Joining the Zodiac Cartel, Gustav adopted the codename Libra, and served as a terrorist. Zodiac was infiltrated by Nick Fury, posing as Scorpio; Zodiac fought the Avengers and escaped. Led by Taurus, Zodiac later attempted to kill all Manhattan residents born under the sign of Gemini as a show of power, but were thwarted by the Avengers. Taurus's faction attempted to kill the Zodiac dissident faction, but all twelve leaders were captured by the Avengers. Battling the Avengers on several occasions, he eventually discovered that Mantis was the daughter he had left in Pama, and turned himself in to the authorities. He then vanished mysteriously, later turning up in Ho Chi Minh City, where the Swordsman revealed to everyone Mantis' transformation into the Celestial Madonna. Libra then witnessed the marriage of Mantis and the Swordsman, and returned to prison shortly after. He did not stay in prison long, though, as he escaped and committed illegal acts alongside Zodiac once more. A new android version of Zodiac later appeared, led by Scorpio in a new android body, massacred the human Zodiac, and took over their criminal operations.

After Zodiac's death at the hands of a Life Model Decoy, Libra – now defining himself by his interest in the balance rather than continuing his criminal past – served alongside the Avengers briefly as they battled Kang the Conqueror and Immortus in the Destiny War. His ability to sense the 'balance' of the universe helped Rick Jones use the Destiny Force to summon seven Avengers from different points in the team's history who would be crucial to their victory in the current crisis; these included Captain America from his battle with the Secret Empire, Yellowjacket while unbalanced and amnesic, Hawkeye just after the Kree-Skrull War, Giant-Man and Wasp of the present, Genis-Vell of a few months in the future, and Songbird from an alternate universe. Although they appeared strange choices, each Avenger was selected from these particular moments in time thanks to Libra's subconscious awareness of the universal balance and the necessity of their future actions even when he was unaware of their roles, comparing his subconscious decision to being able to balance on a tightrope without being able to explain how to do so. He realised the purpose behind their selection in the final confrontation, even acknowledging that Hawkeye's presence affected his own decisions as he decided to participate in the final fight rather than just watch from the sidelines.

===Android Zodiac===
Scorpio (Jake Fury) constructed the android Zodiac members, although his plan was thwarted by the Defenders.
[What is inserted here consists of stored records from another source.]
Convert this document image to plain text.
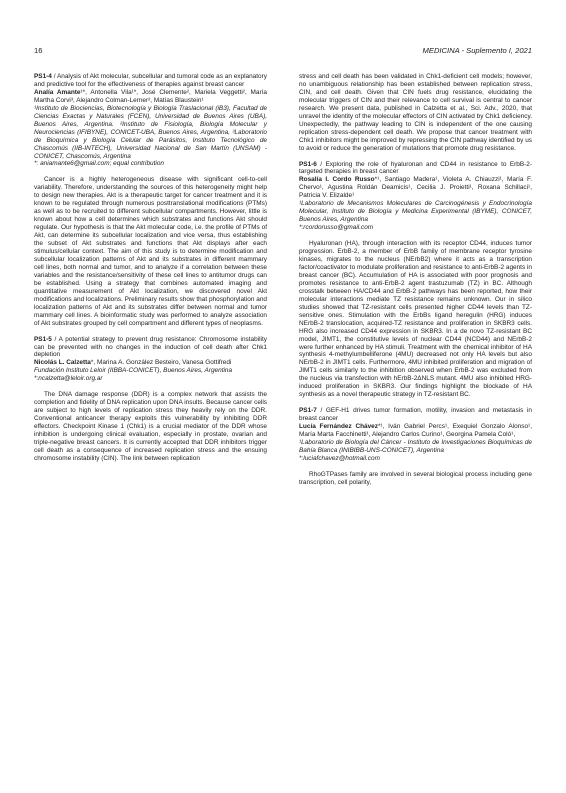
16	MEDICINA - Suplemento I, 2021

PS1-4 / Analysis of Akt molecular, subcellular and tumoral code as an explanatory and predictive tool for the effectiveness of therapies against breast cancer

Analía Amante¹*, Antonella Vila¹*, José Clemente², Mariela Veggetti², María Martha Corvi³, Alejandro Colman-Lerner², Matías Blaustein¹

¹Instituto de Biociencias, Biotecnología y Biología Traslacional (iB3), Facultad de Ciencias Exactas y Naturales (FCEN), Universidad de Buenos Aires (UBA), Buenos Aires, Argentina. ²Instituto de Fisiología, Biología Molecular y Neurociencias (IFIBYNE), CONICET-UBA, Buenos Aires, Argentina, ³Laboratorio de Bioquímica y Biología Celular de Parásitos, Instituto Tecnológico de Chascomús (IIB-INTECH), Universidad Nacional de San Martín (UNSAM) - CONICET, Chascomús, Argentina

*: aniamante6@gmail.com; equal contribution

Cancer is a highly heterogeneous disease with significant cell-to-cell variability. Therefore, understanding the sources of this heterogeneity might help to design new therapies. Akt is a therapeutic target for cancer treatment and it is known to be regulated through numerous posttranslational modifications (PTMs) as well as to be recruited to different subcellular compartments. However, little is known about how a cell determines which substrates and functions Akt should regulate. Our hypothesis is that the Akt molecular code, i.e. the profile of PTMs of Akt, can determine its subcellular localization and vice versa, thus establishing the subset of Akt substrates and functions that Akt displays after each stimulus/cellular context. The aim of this study is to determine modification and subcellular localization patterns of Akt and its substrates in different mammary cell lines, both normal and tumor, and to analyze if a correlation between these variables and the resistance/sensitivity of these cell lines to antitumor drugs can be established. Using a strategy that combines automated imaging and quantitative measurement of Akt localization, we discovered novel Akt modifications and localizations. Preliminary results show that phosphorylation and localization patterns of Akt and its substrates differ between normal and tumor mammary cell lines. A bioinformatic study was performed to analyze association of Akt substrates grouped by cell compartment and different types of neoplasms.

PS1-5 / A potential strategy to prevent drug resistance: Chromosome instability can be prevented with no changes in the induction of cell death after Chk1 depletion

Nicolás L. Calzetta*, Marina A. González Besteiro, Vanesa Gottifredi

Fundación Instituto Leloir (IIBBA-CONICET), Buenos Aires, Argentina

*:ncalzetta@leloir.org.ar

The DNA damage response (DDR) is a complex network that assists the completion and fidelity of DNA replication upon DNA insults. Because cancer cells are subject to high levels of replication stress they heavily rely on the DDR. Conventional anticancer therapy exploits this vulnerability by inhibiting DDR effectors. Checkpoint Kinase 1 (Chk1) is a crucial mediator of the DDR whose inhibition is undergoing clinical evaluation, especially in prostate, ovarian and triple-negative breast cancers. It is currently accepted that DDR inhibitors trigger cell death as a consequence of increased replication stress and the ensuing chromosome instability (CIN). The link between replication

stress and cell death has been validated in Chk1-deficient cell models; however, no unambiguous relationship has been established between replication stress, CIN, and cell death. Given that CIN fuels drug resistance, elucidating the molecular triggers of CIN and their relevance to cell survival is central to cancer research. We present data, published in Calzetta et al., Sci. Adv., 2020, that unravel the identity of the molecular effectors of CIN activated by Chk1 deficiency. Unexpectedly, the pathway leading to CIN is independent of the one causing replication stress-dependent cell death. We propose that cancer treatment with Chk1 inhibitors might be improved by repressing the CIN pathway identified by us to avoid or reduce the generation of mutations that promote drug resistance.

PS1-6 / Exploring the role of hyaluronan and CD44 in resistance to ErbB-2-targeted therapies in breast cancer

Rosalía I. Cordo Russo*¹, Santiago Madera¹, Violeta A. Chiauzzi¹, María F. Chervo¹, Agustina Roldán Deamicis¹, Cecilia J. Proietti¹, Roxana Schillaci¹, Patricia V. Elizalde¹

¹Laboratorio de Mecanismos Moleculares de Carcinogénesis y Endocrinología Molecular, Instituto de Biología y Medicina Experimental (IBYME), CONICET, Buenos Aires, Argentina

*:rcordorusso@gmail.com

Hyaluronan (HA), through interaction with its receptor CD44, induces tumor progression. ErbB-2, a member of ErbB family of membrane receptor tyrosine kinases, migrates to the nucleus (NErbB2) where it acts as a transcription factor/coactivator to modulate proliferation and resistance to anti-ErbB-2 agents in breast cancer (BC). Accumulation of HA is associated with poor prognosis and promotes resistance to anti-ErbB-2 agent trastuzumab (TZ) in BC. Although crosstalk between HA/CD44 and ErbB-2 pathways has been reported, how their molecular interactions mediate TZ resistance remains unknown. Our in silico studies showed that TZ-resistant cells presented higher CD44 levels than TZ-sensitive ones. Stimulation with the ErbBs ligand heregulin (HRG) induces NErbB-2 translocation, acquired-TZ resistance and proliferation in SKBR3 cells. HRG also increased CD44 expression in SKBR3. In a de novo TZ-resistant BC model, JIMT1, the constitutive levels of nuclear CD44 (NCD44) and NErbB-2 were further enhanced by HA stimuli. Treatment with the chemical inhibitor of HA synthesis 4-methylumbelliferone (4MU) decreased not only HA levels but also NErbB-2 in JIMT1 cells. Furthermore, 4MU inhibited proliferation and migration of JIMT1 cells similarly to the inhibition observed when ErbB-2 was excluded from the nucleus via transfection with hErbB-2ΔNLS mutant. 4MU also inhibited HRG-induced proliferation in SKBR3. Our findings highlight the blockade of HA synthesis as a novel therapeutic strategy in TZ-resistant BC.

PS1-7 / GEF-H1 drives tumor formation, motility, invasion and metastasis in breast cancer

Lucía Fernández Chávez*¹, Iván Gabriel Percs¹, Exequiel Gonzalo Alonso¹, María Marta Facchinetti¹, Alejandro Carlos Curino¹, Georgina Pamela Coló¹,

¹Laboratorio de Biología del Cáncer - Instituto de Investigaciones Bioquímicas de Bahía Blanca (INIBIBB-UNS-CONICET), Argentina

*:luciafchavez@hotmail.com

RhoGTPases family are involved in several biological process including gene transcription, cell polarity,
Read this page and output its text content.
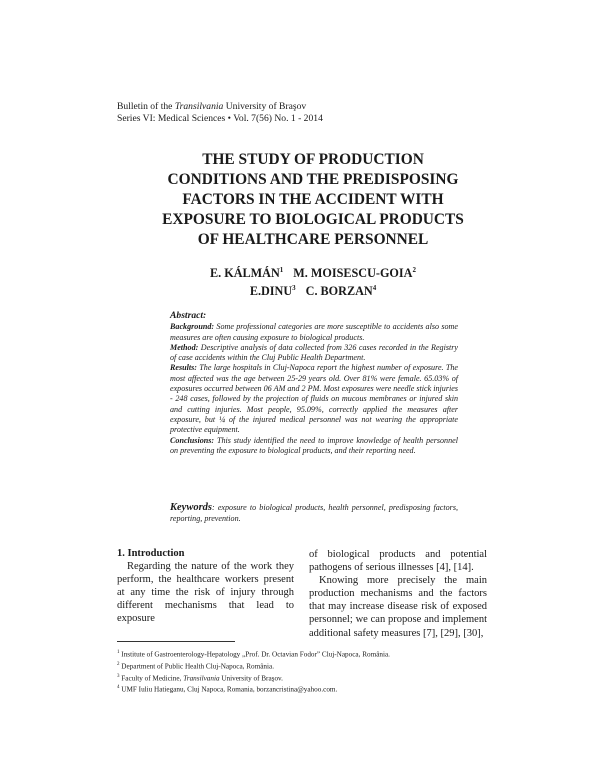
Bulletin of the Transilvania University of Braşov
Series VI: Medical Sciences • Vol. 7(56) No. 1 - 2014
THE STUDY OF PRODUCTION
CONDITIONS AND THE PREDISPOSING
FACTORS IN THE ACCIDENT WITH
EXPOSURE TO BIOLOGICAL PRODUCTS
OF HEALTHCARE PERSONNEL
E. KÁLMÁN$^1$ M. MOISESCU-GOIA$^2$
E.DINU$^3$ C. BORZAN$^4$

Abstract:

Background: Some professional categories are more susceptible to accidents also some measures are often causing exposure to biological products.

Method: Descriptive analysis of data collected from 326 cases recorded in the Registry of case accidents within the Cluj Public Health Department.

Results: The large hospitals in Cluj-Napoca report the highest number of exposure. The most affected was the age between 25-29 years old. Over 81% were female. 65.03% of exposures occurred between 06 AM and 2 PM. Most exposures were needle stick injuries - 248 cases, followed by the projection of fluids on mucous membranes or injured skin and cutting injuries. Most people, 95.09%, correctly applied the measures after exposure, but ¼ of the injured medical personnel was not wearing the appropriate protective equipment.

Conclusions: This study identified the need to improve knowledge of health personnel on preventing the exposure to biological products, and their reporting need.

Keywords: exposure to biological products, health personnel, predisposing factors, reporting, prevention.

1. Introduction

Regarding the nature of the work they perform, the healthcare workers present at any time the risk of injury through different mechanisms that lead to exposure

of biological products and potential pathogens of serious illnesses [4], [14].

Knowing more precisely the main production mechanisms and the factors that may increase disease risk of exposed personnel; we can propose and implement additional safety measures [7], [29], [30],

$^1$ Institute of Gastroenterology-Hepatology „Prof. Dr. Octavian Fodor” Cluj-Napoca, România.
$^2$ Department of Public Health Cluj-Napoca, România.
$^3$ Faculty of Medicine, Transilvania University of Braşov.
$^4$ UMF Iuliu Hatieganu, Cluj Napoca, Romania, borzancristina@yahoo.com.
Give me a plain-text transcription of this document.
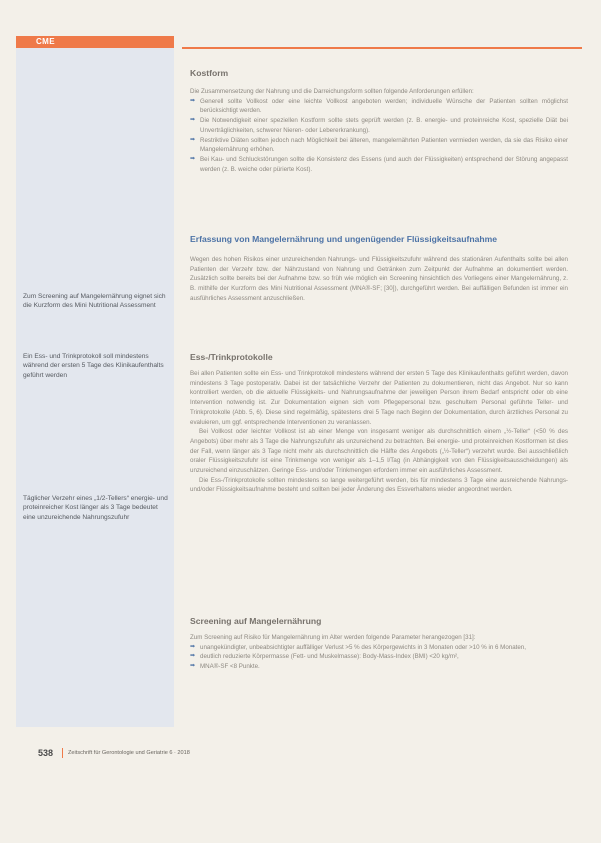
CME
Zum Screening auf Mangelernährung eignet sich die Kurzform des Mini Nutritional Assessment
Ein Ess- und Trinkprotokoll soll mindestens während der ersten 5 Tage des Klinikaufenthalts geführt werden
Täglicher Verzehr eines „1/2-Tellers“ energie- und proteinreicher Kost länger als 3 Tage bedeutet eine unzureichende Nahrungszufuhr
Kostform

Die Zusammensetzung der Nahrung und die Darreichungsform sollten folgende Anforderungen erfüllen:

➡ Generell sollte Vollkost oder eine leichte Vollkost angeboten werden; individuelle Wünsche der Patienten sollten möglichst berücksichtigt werden.
➡ Die Notwendigkeit einer speziellen Kostform sollte stets geprüft werden (z. B. energie- und proteinreiche Kost, spezielle Diät bei Unverträglichkeiten, schwerer Nieren- oder Lebererkrankung).
➡ Restriktive Diäten sollten jedoch nach Möglichkeit bei älteren, mangelernährten Patienten vermieden werden, da sie das Risiko einer Mangelernährung erhöhen.
➡ Bei Kau- und Schluckstörungen sollte die Konsistenz des Essens (und auch der Flüssigkeiten) entsprechend der Störung angepasst werden (z. B. weiche oder pürierte Kost).
Erfassung von Mangelernährung und ungenügender Flüssigkeitsaufnahme

Wegen des hohen Risikos einer unzureichenden Nahrungs- und Flüssigkeitszufuhr während des stationären Aufenthalts sollte bei allen Patienten der Verzehr bzw. der Nährzustand von Nahrung und Getränken zum Zeitpunkt der Aufnahme an dokumentiert werden. Zusätzlich sollte bereits bei der Aufnahme bzw. so früh wie möglich ein Screening hinsichtlich des Vorliegens einer Mangelernährung, z. B. mithilfe der Kurzform des Mini Nutritional Assessment (MNA®-SF; [30]), durchgeführt werden. Bei auffälligen Befunden ist immer ein ausführliches Assessment anzuschließen.

Ess-/Trinkprotokolle

Bei allen Patienten sollte ein Ess- und Trinkprotokoll mindestens während der ersten 5 Tage des Klinikaufenthalts geführt werden, davon mindestens 3 Tage postoperativ. Dabei ist der tatsächliche Verzehr der Patienten zu dokumentieren, nicht das Angebot. Nur so kann kontrolliert werden, ob die aktuelle Flüssigkeits- und Nahrungsaufnahme der jeweiligen Person ihrem Bedarf entspricht oder ob eine Intervention notwendig ist. Zur Dokumentation eignen sich vom Pflegepersonal bzw. geschultem Personal geführte Teller- und Trinkprotokolle (Abb. 5, 6). Diese sind regelmäßig, spätestens drei 5 Tage nach Beginn der Dokumentation, durch ärztliches Personal zu evaluieren, um ggf. entsprechende Interventionen zu veranlassen.

Bei Vollkost oder leichter Vollkost ist ab einer Menge von insgesamt weniger als durchschnittlich einem „½-Teller“ (<50 % des Angebots) über mehr als 3 Tage die Nahrungszufuhr als unzureichend zu betrachten. Bei energie- und proteinreichen Kostformen ist dies der Fall, wenn länger als 3 Tage nicht mehr als durchschnittlich die Hälfte des Angebots („½-Teller“) verzehrt wurde. Bei ausschließlich oraler Flüssigkeitszufuhr ist eine Trinkmenge von weniger als 1–1,5 l/Tag (in Abhängigkeit von den Flüssigkeitsausscheidungen) als unzureichend einzuschätzen. Geringe Ess- und/oder Trinkmengen erfordern immer ein ausführliches Assessment.

Die Ess-/Trinkprotokolle sollten mindestens so lange weitergeführt werden, bis für mindestens 3 Tage eine ausreichende Nahrungs- und/oder Flüssigkeitsaufnahme besteht und sollten bei jeder Änderung des Essverhaltens wieder angeordnet werden.

Screening auf Mangelernährung

Zum Screening auf Risiko für Mangelernährung im Alter werden folgende Parameter herangezogen [31]:

➡ unangekündigter, unbeabsichtigter auffälliger Verlust >5 % des Körpergewichts in 3 Monaten oder >10 % in 6 Monaten,
➡ deutlich reduzierte Körpermasse (Fett- und Muskelmasse): Body-Mass-Index (BMI) <20 kg/m²,
➡ MNA®-SF <8 Punkte.
538	Zeitschrift für Gerontologie und Geriatrie 6 · 2018
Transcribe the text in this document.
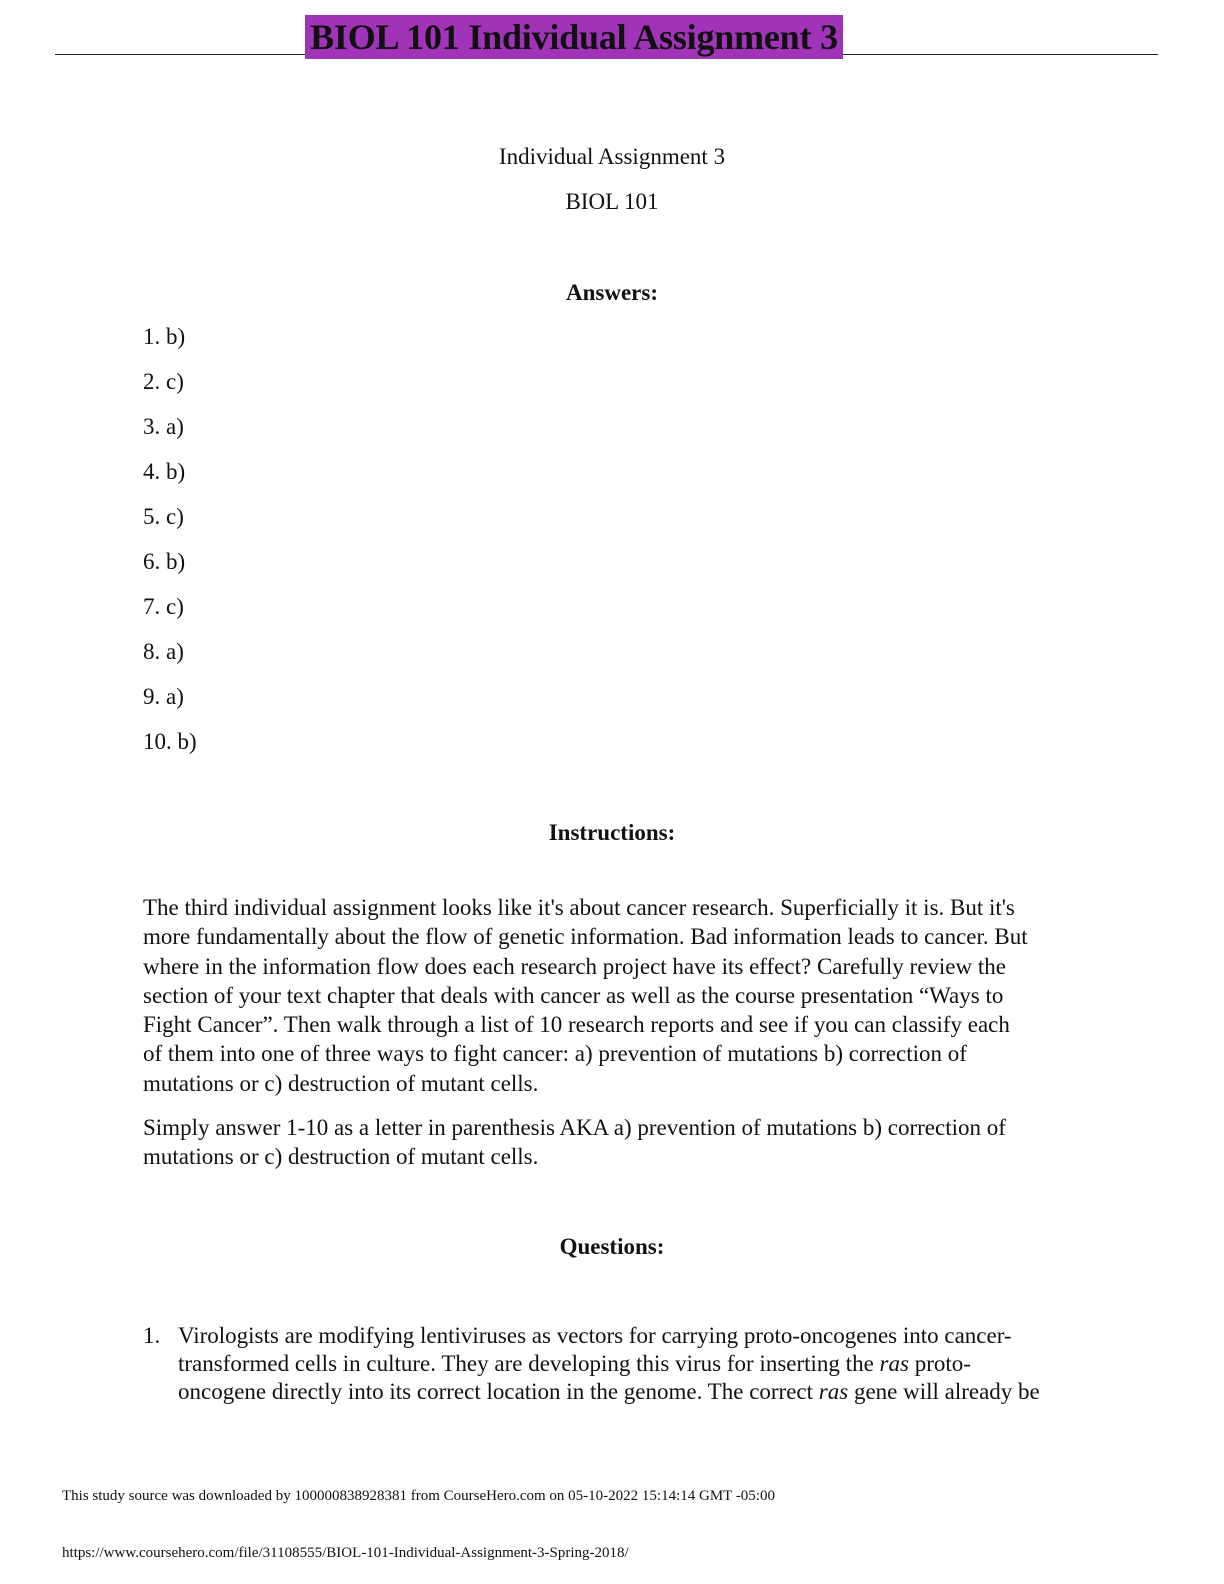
BIOL 101 Individual Assignment 3
Individual Assignment 3
BIOL 101
Answers:
1. b)
2. c)
3. a)
4. b)
5. c)
6. b)
7. c)
8. a)
9. a)
10. b)
Instructions:
The third individual assignment looks like it's about cancer research. Superficially it is. But it's
more fundamentally about the flow of genetic information. Bad information leads to cancer. But
where in the information flow does each research project have its effect? Carefully review the
section of your text chapter that deals with cancer as well as the course presentation “Ways to
Fight Cancer”. Then walk through a list of 10 research reports and see if you can classify each
of them into one of three ways to fight cancer: a) prevention of mutations b) correction of
mutations or c) destruction of mutant cells.
Simply answer 1-10 as a letter in parenthesis AKA a) prevention of mutations b) correction of
mutations or c) destruction of mutant cells.
Questions:
1. Virologists are modifying lentiviruses as vectors for carrying proto-oncogenes into cancer-
transformed cells in culture. They are developing this virus for inserting the ras proto-
oncogene directly into its correct location in the genome. The correct ras gene will already be
This study source was downloaded by 100000838928381 from CourseHero.com on 05-10-2022 15:14:14 GMT -05:00
https://www.coursehero.com/file/31108555/BIOL-101-Individual-Assignment-3-Spring-2018/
The androids Libra and Sagittarius employed costumed criminals posing as the Defenders to create chaos in New York City. Quicksilver employed the android Zodiac to attack the West Coast Avengers, but the Avengers defeated Zodiac.

Led by Scorpio in a new android body, the android Zodiac kills the human Zodiac and takes their criminal operations. They battle the West Coast Avengers, but are rendered inert after being transported to the dimension of the Brotherhood of the Ankh.

===Thanos' Libra===
The third Libra is an unnamed female and member of Thanos' incarnation of Zodiac. She and the other Zodiac members are killed when Thanos abandons them on the self-destructing Helicarrier, with Cancer being the only survivor.

==Powers and abilities==
Libra is physically blind, but possesses psychic senses, and is also a skilled martial artist. He can transport himself to the Place Between Places, a mystical dimension that is untraceable to most life-forms.

The Android Libra can fly and become intangible.

Ecliptic's Libra wields a staff and an energy-charged sword. It is unknown if she possesses other abilities, but she possesses the Zodiac teleportation device.

==In other media==
Libra makes non-speaking appearances in The Avengers: United They Stand. This version is an alien and member of Zodiac who wields a balance scale-like weapon.